Starr S E
J Pediatr. 1985 Jun;106(6):1043-8. doi: 10.1016/s0022-3476(85)80266-3.
Septicemia continues to be an important cause of neonatal morbidity and mortality. The bacteria most commonly responsible are group B beta-hemolytic streptococci and Escherichia coli, but regional differences exist. Recently sepsis caused by Staphylococcus epidermidis has occurred with increasing frequency in several neonatal intensive care units. Other organisms are less commonly responsible. The choice of antibiotics for suspected sepsis is based on the possible organisms involved and their antibiotic susceptibility patterns, which vary from hospital to hospital and at different times in the same hospital. Currently recommended initial therapy consists of a penicillin and an aminoglycoside, usually ampicillin and gentamicin. The addition of vancomycin is indicated when staphylococcal septicemia is suspected. During outbreaks of neonatal sepsis caused by aminoglycoside-resistant gram-negative bacteria, the use of third-generation cephalosporins or acylaminopenicillins may be appropriate, depending on the results of susceptibility tests. Continuing efforts to develop antibiotics for the treatment of neonatal sepsis are warranted.

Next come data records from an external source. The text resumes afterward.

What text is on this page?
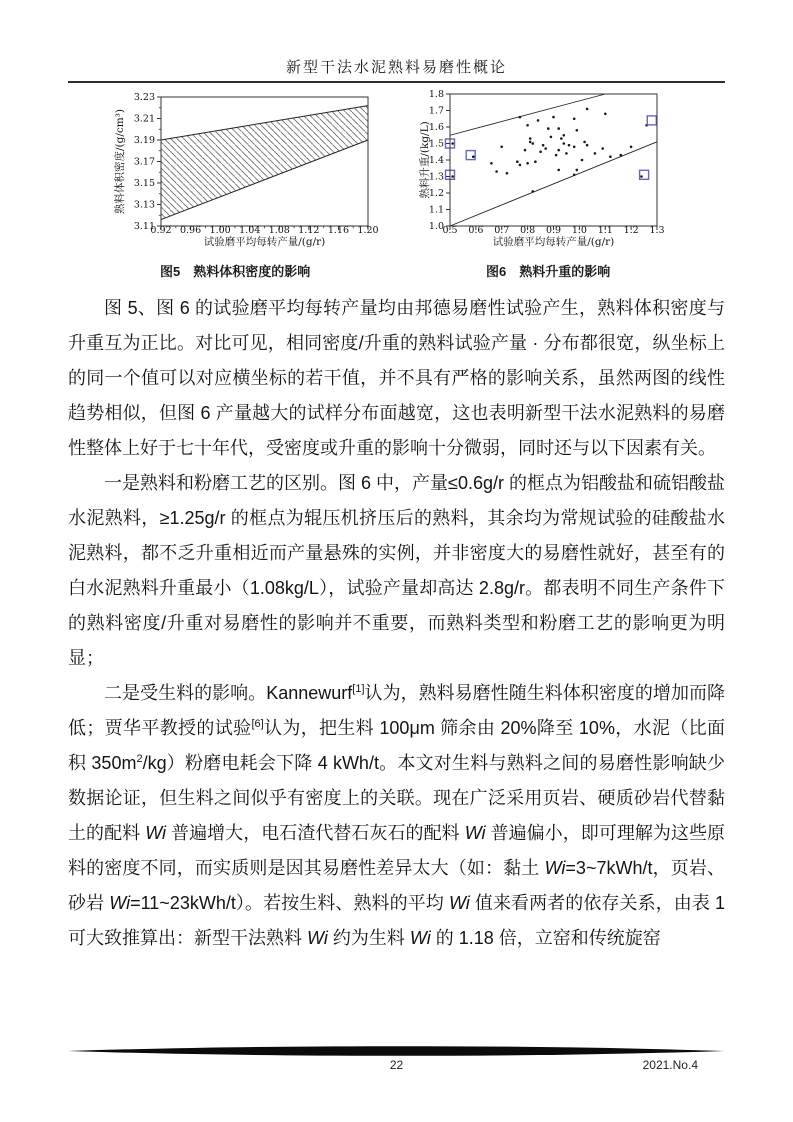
新型干法水泥熟料易磨性概论
0.92 0.96 1.00 1.04 1.08 1.12 1.16 1.20
3.11
3.13
3.15
3.17
3.19
3.21
3.23
试验磨平均每转产量/(g/r)
熟料体积密度/(g/cm³)
0.5 0.6 0.7 0.8 0.9 1.0 1.1 1.2 1.3
1.0
1.1
1.2
1.3
1.4
1.5
1.6
1.7
1.8
试验磨平均每转产量/(g/r)
熟料升重/(kg/L)
图5　熟料体积密度的影响	图6　熟料升重的影响

图 5、图 6 的试验磨平均每转产量均由邦德易磨性试验产生，熟料体积密度与升重互为正比。对比可见，相同密度/升重的熟料试验产量 · 分布都很宽，纵坐标上的同一个值可以对应横坐标的若干值，并不具有严格的影响关系，虽然两图的线性趋势相似，但图 6 产量越大的试样分布面越宽，这也表明新型干法水泥熟料的易磨性整体上好于七十年代，受密度或升重的影响十分微弱，同时还与以下因素有关。

一是熟料和粉磨工艺的区别。图 6 中，产量≤0.6g/r 的框点为铝酸盐和硫铝酸盐水泥熟料，≥1.25g/r 的框点为辊压机挤压后的熟料，其余均为常规试验的硅酸盐水泥熟料，都不乏升重相近而产量悬殊的实例，并非密度大的易磨性就好，甚至有的白水泥熟料升重最小（1.08kg/L），试验产量却高达 2.8g/r。都表明不同生产条件下的熟料密度/升重对易磨性的影响并不重要，而熟料类型和粉磨工艺的影响更为明显；

二是受生料的影响。Kannewurf[1]认为，熟料易磨性随生料体积密度的增加而降低；贾华平教授的试验[6]认为，把生料 100μm 筛余由 20%降至 10%，水泥（比面积 $350m^2/kg$）粉磨电耗会下降 4 kWh/t。本文对生料与熟料之间的易磨性影响缺少数据论证，但生料之间似乎有密度上的关联。现在广泛采用页岩、硬质砂岩代替黏土的配料 Wi 普遍增大，电石渣代替石灰石的配料 Wi 普遍偏小，即可理解为这些原料的密度不同，而实质则是因其易磨性差异太大（如：黏土 Wi=3~7kWh/t，页岩、砂岩 Wi=11~23kWh/t）。若按生料、熟料的平均 Wi 值来看两者的依存关系，由表 1 可大致推算出：新型干法熟料 Wi 约为生料 Wi 的 1.18 倍，立窑和传统旋窑

22	2021.No.4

败血症仍然是新生儿发病和死亡的重要原因。最常见的致病菌是B族β溶血性链球菌和大肠杆菌,但存在地区差异。最近,表皮葡萄球菌引起的败血症在几个新生儿重症监护病房中出现的频率越来越高。其他病原体致病的情况较少见。对于疑似败血症的抗生素选择基于可能涉及的病原体及其抗生素敏感性模式,这些模式在不同医院以及同一医院的不同时间有所不同。目前推荐的初始治疗方案包括一种青霉素和一种氨基糖苷类药物,通常是氨苄西林和庆大霉素。怀疑有葡萄球菌败血症时需加用万古霉素。在由耐氨基糖苷类革兰氏阴性菌引起的新生儿败血症暴发期间,根据药敏试验结果,使用第三代头孢菌素或酰氨基青霉素可能是合适的。继续努力研发治疗新生儿败血症的抗生素是有必要的。